TencentARC / ST-LLM

[ECCV 2024🔥] Official implementation of the paper "ST-LLM: Large Language Models Are Effective Temporal Learners"
Apache License 2.0
80 stars 2 forks source link

MVM loss #8

Closed mutonix closed 2 months ago

mutonix commented 2 months ago

Is the mvm loss the MSE loss or the cosine similarity loss? In the paper, the mvm loss is the MSE, but in the code the loss is different.

https://github.com/TencentARC/ST-LLM/blob/e566966f7ea4a07a8e3e5b64dab25de74d077010/stllm/models/st_llm.py#L91

farewellthree commented 2 months ago

Sorry for the confusion, but this code is one way of implementing MSE. Compared to nn.MSELoss, this implementation yields results that are several orders of magnitude larger, similar in scale to the decode loss. Therefore, it eliminates the need to tune the weight of the loss.

mutonix commented 2 months ago

Thanks for your reply. I have another question about the text tokens concatenated to the query tokens in the qformer: Will this additional text query improve the model? Is there any evidence to show the benefits?
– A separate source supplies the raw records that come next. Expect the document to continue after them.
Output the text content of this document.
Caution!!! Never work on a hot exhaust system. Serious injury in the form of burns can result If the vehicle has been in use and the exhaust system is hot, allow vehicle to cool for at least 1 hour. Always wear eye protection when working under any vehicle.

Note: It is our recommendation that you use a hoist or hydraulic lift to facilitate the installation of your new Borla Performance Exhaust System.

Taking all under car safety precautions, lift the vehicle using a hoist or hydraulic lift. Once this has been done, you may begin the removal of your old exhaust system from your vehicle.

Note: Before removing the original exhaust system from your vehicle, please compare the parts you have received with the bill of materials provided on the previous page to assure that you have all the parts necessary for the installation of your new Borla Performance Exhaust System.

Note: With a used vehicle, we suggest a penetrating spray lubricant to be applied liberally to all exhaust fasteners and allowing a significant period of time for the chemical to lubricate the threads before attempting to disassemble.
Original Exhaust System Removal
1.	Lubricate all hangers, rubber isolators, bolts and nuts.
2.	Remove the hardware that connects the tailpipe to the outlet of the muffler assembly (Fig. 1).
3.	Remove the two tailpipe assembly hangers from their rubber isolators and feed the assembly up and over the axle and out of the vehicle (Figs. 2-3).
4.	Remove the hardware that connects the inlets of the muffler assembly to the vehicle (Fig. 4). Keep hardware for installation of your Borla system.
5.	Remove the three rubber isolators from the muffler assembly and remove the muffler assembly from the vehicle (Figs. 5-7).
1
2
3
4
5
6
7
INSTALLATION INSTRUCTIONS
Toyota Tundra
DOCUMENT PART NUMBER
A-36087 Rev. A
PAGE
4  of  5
farewellthree commented 2 months ago

This operation is derived from InstructBLIP, and its ablation results are quite significant in its paper. When questions are input together with QFormer, it can extract video features relevant to the questions, thereby significantly enhancing the model's ability to follow instructions. Additionally, text input to QFormer may have other uses, such as TimeChat, which utilizes this operation to record timestamps.

mutonix commented 2 months ago

Many thanks for your patient reply. This model is very powerful. We are now trying the ST-LLM on our own dataset Vript.